INDIANAPOLIS — Indiana residents are set to get an additional $100 or so back in taxes next year, as the state closes out a budget marked by continued spending cuts and a tax error that helped pad the state's bottom line.
Gov. Mitch Daniels said Tuesday he expects the state to wrap up its most recent budget with roughly $2 billion in cash reserves. Of that money, $300 million would be credited to taxpayers next year, and the other $300 million would go to cover unfunded pension costs for teachers hired before 1996.
The money will come off of what Hoosiers owe the state in taxes in the next year, which Daniels said typically amounts to about $819 for each taxpayer.

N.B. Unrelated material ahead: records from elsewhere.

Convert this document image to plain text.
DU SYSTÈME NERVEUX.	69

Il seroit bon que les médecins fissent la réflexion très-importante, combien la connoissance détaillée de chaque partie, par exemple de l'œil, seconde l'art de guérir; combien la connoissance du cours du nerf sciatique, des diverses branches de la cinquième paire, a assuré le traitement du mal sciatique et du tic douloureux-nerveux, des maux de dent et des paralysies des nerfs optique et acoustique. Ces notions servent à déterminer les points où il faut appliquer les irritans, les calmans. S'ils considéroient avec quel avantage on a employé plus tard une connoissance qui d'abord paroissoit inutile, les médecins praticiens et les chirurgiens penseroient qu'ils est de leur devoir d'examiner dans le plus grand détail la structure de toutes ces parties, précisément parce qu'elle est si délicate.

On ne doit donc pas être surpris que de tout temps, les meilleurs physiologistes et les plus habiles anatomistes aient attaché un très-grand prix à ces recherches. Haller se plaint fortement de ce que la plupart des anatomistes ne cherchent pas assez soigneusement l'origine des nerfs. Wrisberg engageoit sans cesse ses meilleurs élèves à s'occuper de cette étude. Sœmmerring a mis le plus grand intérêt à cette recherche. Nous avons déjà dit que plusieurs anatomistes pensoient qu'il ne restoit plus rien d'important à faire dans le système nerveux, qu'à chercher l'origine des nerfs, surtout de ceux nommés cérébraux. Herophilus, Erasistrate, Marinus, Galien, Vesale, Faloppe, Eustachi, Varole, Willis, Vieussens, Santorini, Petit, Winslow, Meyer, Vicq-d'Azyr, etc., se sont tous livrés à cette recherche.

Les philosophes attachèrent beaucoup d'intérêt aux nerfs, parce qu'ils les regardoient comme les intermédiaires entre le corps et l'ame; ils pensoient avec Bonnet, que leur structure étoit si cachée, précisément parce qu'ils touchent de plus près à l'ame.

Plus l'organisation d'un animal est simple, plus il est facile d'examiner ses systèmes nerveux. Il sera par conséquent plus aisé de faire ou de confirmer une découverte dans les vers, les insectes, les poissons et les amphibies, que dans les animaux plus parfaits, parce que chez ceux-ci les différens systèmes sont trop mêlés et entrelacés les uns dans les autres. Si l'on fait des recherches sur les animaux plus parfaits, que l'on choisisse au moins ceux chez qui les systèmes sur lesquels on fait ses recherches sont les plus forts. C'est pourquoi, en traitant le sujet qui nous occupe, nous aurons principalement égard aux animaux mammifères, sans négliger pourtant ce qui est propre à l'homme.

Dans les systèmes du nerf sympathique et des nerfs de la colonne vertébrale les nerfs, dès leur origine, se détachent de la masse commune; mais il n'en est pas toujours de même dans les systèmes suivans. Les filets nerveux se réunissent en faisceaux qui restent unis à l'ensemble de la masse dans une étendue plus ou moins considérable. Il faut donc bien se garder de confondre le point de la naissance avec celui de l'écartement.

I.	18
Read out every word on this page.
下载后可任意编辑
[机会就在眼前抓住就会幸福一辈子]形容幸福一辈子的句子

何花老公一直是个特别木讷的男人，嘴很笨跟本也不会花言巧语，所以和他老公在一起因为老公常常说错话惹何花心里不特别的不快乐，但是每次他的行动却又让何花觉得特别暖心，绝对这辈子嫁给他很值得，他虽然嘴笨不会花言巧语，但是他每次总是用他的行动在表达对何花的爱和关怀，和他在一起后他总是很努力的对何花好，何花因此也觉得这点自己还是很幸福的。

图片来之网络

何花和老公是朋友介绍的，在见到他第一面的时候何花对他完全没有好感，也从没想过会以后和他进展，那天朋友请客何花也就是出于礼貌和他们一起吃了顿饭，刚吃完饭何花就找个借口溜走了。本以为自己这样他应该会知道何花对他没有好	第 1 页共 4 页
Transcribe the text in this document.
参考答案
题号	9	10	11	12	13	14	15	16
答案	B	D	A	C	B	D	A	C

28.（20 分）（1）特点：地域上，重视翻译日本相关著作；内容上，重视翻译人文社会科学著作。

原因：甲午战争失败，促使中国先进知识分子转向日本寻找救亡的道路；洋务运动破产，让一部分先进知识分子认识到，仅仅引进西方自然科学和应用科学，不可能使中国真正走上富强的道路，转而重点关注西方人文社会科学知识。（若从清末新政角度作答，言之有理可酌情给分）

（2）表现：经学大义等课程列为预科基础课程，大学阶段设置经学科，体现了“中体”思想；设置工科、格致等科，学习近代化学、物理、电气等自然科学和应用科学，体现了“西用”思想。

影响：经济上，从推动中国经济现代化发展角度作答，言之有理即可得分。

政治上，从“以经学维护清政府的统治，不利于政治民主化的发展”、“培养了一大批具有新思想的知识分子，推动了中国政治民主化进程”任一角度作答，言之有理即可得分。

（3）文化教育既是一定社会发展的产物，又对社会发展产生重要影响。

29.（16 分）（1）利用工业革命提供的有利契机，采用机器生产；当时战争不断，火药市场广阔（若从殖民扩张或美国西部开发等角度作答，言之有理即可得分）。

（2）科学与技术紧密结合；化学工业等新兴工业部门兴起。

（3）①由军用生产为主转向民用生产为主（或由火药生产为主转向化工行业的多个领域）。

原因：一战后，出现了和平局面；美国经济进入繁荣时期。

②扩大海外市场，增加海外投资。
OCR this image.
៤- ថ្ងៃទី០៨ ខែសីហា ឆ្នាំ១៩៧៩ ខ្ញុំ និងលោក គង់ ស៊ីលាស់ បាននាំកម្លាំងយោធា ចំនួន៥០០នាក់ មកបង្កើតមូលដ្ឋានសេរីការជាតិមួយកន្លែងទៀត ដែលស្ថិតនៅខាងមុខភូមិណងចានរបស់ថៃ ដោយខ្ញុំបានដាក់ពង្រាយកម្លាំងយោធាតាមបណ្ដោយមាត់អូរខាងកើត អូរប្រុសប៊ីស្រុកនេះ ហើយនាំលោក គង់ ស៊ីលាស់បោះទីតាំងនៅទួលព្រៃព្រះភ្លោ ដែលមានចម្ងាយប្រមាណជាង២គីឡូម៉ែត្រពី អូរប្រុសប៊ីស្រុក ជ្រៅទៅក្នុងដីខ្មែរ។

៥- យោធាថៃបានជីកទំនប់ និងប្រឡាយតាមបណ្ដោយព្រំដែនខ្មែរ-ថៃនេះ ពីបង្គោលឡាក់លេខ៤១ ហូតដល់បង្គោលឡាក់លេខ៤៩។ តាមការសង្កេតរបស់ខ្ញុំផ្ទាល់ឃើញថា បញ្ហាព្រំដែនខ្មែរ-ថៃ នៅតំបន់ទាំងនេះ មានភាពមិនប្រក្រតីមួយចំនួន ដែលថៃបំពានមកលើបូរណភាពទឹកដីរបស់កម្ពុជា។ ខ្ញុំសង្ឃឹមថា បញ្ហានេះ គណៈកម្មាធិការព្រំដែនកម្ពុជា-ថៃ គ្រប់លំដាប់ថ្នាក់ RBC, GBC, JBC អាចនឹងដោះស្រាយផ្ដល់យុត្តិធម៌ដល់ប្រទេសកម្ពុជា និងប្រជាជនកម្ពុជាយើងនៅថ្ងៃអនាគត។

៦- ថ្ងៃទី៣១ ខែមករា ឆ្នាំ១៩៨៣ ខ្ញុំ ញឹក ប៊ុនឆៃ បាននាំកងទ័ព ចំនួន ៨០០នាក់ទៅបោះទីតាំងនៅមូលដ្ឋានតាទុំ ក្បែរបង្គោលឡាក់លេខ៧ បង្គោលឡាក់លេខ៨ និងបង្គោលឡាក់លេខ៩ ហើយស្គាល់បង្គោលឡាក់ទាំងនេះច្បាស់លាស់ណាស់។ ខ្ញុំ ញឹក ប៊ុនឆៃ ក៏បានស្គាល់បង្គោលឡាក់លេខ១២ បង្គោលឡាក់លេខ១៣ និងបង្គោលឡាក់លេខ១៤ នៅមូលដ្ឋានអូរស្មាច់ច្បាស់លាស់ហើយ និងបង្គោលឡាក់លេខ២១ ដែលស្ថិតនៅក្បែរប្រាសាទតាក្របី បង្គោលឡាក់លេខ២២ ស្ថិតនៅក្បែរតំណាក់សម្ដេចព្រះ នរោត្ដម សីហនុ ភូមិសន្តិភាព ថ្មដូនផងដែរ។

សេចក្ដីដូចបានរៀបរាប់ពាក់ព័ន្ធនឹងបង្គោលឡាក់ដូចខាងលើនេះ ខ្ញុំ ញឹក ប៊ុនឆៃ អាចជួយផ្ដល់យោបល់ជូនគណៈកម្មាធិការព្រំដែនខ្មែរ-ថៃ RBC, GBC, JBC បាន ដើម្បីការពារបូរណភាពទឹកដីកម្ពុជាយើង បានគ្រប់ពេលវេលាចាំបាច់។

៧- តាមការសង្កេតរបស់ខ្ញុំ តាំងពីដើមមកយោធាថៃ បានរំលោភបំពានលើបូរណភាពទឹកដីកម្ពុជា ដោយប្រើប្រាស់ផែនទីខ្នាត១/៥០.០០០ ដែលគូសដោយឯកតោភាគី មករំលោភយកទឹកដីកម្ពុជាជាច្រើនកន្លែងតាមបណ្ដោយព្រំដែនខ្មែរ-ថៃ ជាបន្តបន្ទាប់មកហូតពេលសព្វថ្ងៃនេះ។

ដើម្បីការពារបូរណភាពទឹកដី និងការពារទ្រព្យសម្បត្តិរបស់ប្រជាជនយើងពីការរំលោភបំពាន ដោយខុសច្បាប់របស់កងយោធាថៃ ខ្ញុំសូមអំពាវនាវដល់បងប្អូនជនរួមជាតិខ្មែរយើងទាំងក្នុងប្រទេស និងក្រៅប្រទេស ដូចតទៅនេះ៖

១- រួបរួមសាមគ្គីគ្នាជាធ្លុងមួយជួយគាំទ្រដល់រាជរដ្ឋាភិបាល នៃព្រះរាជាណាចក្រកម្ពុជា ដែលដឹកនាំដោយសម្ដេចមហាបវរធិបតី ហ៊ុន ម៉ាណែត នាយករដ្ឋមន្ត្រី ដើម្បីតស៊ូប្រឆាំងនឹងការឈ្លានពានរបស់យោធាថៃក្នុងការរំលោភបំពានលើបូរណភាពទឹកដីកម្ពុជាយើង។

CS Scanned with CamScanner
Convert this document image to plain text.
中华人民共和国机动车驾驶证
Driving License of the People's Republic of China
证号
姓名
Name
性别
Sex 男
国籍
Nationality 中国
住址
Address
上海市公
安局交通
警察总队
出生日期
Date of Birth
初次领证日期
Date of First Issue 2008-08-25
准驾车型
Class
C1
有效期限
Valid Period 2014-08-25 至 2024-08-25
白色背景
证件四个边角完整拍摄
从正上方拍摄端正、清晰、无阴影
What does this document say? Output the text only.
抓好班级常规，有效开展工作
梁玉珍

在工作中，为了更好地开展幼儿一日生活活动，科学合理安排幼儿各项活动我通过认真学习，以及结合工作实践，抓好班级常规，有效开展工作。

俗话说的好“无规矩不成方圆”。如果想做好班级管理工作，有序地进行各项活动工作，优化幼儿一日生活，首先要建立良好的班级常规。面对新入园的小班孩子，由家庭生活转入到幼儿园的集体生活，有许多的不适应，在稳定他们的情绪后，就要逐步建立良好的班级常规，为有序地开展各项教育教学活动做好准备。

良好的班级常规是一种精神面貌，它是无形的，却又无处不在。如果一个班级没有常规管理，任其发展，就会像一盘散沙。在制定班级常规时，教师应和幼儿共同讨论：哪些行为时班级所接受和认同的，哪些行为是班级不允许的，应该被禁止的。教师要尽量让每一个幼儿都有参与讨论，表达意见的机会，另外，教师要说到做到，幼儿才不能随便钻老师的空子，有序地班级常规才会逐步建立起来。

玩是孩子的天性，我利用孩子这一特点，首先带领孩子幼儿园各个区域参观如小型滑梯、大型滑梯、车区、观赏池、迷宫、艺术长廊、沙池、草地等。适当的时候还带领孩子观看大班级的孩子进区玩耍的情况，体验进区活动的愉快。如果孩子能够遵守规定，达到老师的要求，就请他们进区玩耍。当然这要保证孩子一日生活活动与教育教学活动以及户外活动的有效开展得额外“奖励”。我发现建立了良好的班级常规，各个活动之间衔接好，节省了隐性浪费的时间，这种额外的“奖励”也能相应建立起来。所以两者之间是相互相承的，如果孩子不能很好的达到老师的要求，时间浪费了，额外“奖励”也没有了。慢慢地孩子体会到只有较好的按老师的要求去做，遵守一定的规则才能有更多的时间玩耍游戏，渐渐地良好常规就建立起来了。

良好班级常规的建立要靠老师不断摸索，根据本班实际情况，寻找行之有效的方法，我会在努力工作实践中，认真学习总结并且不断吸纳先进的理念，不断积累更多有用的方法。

"What we can say today is there will be a double-digit discount for the typical Indiana taxpayer sharing in the economy dividend that comes from a strong state fiscal picture," he said.
The estimated cash reserves accrued because of three major factors: improved tax collections by the state as it continues to crawl out of the recession, a series of cuts to state agencies made over the last few years and a tax error resulting in the state discovering $320 million in a tax collection account.
Democratic House Minority Leader Patrick Bauer called the cash reserves a "magic trick" that glosses over troubles that have grown throughout the state on Daniels' watch.
"We know that the Daniels administration made money disappear from public schools as well as from programs for at-risk children and the poor. Then, 'abracadabra,' there is the reappearance of millions of dollars from the magician's hat, money that seems to be part of the surplus," he said in a statement.
Daniels and his budget leader, Adam Horst, could not say Tuesday how much was cut from agency budgets over the last year. Final numbers are expected in the coming weeks as the state formally closes its books on the 2012 fiscal year.
Most state agencies suffered deep cuts through the last few years, although their funding has brightened some in the last year. The Department of Child Services, which is the subject of a legislative study committee and multiple newspaper investigations over a series of child deaths, was cut by $16 million in the most recent budget, compared to $100 million in cuts in 2011.
State budget leaders are also in the process of hiring an outside auditor to review the state's tax collection system, following the corporate tax collection error and another error which kept $206 million from Indiana counties.
Daniels' automatic tax credit kicks in when the state saves an amount equal to 10 percent of its planned spending for the year. In the most recent budget, that target was $1.4 billion. But state lawmakers made it tougher earlier this year for the Daniels credit to kick in when they raised that trigger from 10 percent to 12.5 percent of state spending.